Cue a few hours into day one of the Salar de Uyuni tour and here I am posing with Bolivian wildlife. I say wildlife because I cannot for the life of me remember if these are Alpacas or Llamas. Both animals look more or less the same. Anyone know?
It is also lunch time. What a reward for our hard work of sitting in a jeep for a few hours.
At this point i’m going to introduce Lee, my travel buddy since we met on a bus in Argentina. This is the new pink hat I convinced her to buy even though I really thought it looked childish. As you can see, we are dressed for Antarctica.
Below is our entire crew of gringos. Lee, me, Donna, and Lauren. I do need to mention that the british accent does at some point become ordinary. Though now when i’m not around its back to sounds extraordinary.
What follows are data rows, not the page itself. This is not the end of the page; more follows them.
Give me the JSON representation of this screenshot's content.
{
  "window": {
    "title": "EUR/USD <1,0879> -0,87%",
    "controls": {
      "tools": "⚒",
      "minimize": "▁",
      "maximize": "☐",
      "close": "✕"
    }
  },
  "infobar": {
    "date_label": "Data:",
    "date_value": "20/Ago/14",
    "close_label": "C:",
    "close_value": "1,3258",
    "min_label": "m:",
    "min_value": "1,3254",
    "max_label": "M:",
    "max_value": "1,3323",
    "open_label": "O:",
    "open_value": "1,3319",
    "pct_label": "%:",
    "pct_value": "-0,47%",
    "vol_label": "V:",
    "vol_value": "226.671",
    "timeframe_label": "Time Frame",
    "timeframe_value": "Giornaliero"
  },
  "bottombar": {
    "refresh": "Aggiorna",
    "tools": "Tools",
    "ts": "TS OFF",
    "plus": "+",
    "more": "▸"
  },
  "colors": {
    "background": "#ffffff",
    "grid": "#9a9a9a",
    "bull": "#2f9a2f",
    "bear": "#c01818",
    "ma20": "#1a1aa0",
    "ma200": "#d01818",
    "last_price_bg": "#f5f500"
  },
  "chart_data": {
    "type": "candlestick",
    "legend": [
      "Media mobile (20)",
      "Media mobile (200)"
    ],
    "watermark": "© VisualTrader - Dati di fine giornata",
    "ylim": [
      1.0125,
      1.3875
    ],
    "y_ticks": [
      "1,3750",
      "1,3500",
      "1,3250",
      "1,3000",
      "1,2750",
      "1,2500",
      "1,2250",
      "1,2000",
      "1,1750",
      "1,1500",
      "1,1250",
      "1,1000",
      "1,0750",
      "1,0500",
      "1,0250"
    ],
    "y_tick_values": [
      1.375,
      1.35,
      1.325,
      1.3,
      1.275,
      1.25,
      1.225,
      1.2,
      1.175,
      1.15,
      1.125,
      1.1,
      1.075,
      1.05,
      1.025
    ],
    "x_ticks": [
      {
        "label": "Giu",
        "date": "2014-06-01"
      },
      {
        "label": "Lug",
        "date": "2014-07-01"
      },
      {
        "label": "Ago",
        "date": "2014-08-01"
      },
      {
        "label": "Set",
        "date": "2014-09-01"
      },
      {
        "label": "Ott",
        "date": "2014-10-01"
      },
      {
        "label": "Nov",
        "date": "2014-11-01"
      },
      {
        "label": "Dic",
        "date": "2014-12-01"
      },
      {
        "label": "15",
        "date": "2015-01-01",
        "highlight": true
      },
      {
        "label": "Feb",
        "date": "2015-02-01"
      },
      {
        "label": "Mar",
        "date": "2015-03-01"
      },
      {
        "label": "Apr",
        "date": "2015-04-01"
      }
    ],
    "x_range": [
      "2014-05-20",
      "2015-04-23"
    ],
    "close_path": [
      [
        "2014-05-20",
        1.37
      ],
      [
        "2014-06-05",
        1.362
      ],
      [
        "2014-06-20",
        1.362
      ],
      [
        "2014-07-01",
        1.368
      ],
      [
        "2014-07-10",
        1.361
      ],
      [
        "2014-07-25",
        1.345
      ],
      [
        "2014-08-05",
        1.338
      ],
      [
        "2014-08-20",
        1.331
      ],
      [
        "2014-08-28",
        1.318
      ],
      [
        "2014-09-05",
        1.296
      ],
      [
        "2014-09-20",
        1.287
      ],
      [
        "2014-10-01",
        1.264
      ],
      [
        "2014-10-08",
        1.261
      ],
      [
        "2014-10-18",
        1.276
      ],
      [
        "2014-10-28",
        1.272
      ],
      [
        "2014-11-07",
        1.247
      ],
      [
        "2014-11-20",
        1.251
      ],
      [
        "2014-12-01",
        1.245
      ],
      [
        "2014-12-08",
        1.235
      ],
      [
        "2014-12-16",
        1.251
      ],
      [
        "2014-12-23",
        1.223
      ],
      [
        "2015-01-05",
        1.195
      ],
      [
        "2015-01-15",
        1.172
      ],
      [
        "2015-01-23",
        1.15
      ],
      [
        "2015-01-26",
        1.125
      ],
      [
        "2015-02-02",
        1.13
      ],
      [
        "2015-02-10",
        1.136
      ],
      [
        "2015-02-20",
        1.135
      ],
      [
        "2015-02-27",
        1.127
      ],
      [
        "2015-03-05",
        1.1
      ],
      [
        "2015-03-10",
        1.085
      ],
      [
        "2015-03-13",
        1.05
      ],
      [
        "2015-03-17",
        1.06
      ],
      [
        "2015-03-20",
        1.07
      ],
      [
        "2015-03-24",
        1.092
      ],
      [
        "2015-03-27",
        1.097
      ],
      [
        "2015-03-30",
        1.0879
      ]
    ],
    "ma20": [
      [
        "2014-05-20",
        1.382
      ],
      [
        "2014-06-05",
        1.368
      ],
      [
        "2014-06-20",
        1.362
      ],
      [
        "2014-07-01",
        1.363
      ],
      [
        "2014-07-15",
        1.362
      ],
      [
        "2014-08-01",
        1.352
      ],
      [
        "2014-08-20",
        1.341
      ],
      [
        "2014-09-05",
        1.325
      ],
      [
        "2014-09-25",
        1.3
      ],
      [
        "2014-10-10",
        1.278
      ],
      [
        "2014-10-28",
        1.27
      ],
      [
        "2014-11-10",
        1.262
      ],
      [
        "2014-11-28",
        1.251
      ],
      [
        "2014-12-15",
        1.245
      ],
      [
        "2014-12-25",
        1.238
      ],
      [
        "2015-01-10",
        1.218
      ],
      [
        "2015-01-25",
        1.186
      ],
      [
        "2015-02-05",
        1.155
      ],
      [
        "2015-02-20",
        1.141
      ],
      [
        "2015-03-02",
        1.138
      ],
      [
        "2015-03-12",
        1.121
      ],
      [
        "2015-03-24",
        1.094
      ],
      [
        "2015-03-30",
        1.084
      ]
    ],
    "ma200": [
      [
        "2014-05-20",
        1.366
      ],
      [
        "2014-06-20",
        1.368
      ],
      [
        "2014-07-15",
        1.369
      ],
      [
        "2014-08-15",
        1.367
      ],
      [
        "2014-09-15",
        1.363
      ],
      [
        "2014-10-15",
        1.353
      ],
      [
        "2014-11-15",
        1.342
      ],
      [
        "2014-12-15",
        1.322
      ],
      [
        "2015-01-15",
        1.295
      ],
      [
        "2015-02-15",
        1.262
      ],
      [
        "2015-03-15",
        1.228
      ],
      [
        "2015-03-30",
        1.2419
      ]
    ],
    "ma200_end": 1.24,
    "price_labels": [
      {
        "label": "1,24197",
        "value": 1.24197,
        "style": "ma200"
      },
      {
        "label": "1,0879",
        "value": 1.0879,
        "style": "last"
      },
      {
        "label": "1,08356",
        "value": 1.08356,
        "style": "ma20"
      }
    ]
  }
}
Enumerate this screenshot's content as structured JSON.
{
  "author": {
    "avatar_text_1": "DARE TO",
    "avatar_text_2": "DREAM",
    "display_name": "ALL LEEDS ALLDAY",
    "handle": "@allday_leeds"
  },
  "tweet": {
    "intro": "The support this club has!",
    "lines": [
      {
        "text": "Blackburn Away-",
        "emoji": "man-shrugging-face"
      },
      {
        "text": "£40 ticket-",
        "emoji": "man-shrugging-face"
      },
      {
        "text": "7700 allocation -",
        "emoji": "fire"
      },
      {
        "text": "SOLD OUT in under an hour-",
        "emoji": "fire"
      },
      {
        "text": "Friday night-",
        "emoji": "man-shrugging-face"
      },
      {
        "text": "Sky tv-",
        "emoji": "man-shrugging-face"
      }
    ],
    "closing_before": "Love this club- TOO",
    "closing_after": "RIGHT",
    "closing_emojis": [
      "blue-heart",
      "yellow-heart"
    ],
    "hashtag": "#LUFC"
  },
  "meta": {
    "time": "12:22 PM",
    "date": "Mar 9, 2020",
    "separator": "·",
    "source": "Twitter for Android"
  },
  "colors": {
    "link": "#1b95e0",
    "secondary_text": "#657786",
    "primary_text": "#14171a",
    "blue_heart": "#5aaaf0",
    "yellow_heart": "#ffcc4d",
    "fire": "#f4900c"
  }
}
For instance, I sat mesmerized by an actor’s British accent while watching Forgetting Sarah Marshall the other night.
And at some point our lunch was ready thanks to our wonderful cook. One of the only times in my life I am posh enough to have my own cook (Moms do not count). Believe me I was enjoying that.
A Tamale lunch was over and it was back to driving…passing the odd town and its church here and there.
and car
Until it became dark and we reached our hotel for the night where our gringo crew was welcomed to cookies and tea. Since we started driving we partnered with another group from the same company. For the next 3 days we would be driving alongside them by day, and complaining about the bitter coldness by night.
All this while our guides unloaded the jeep.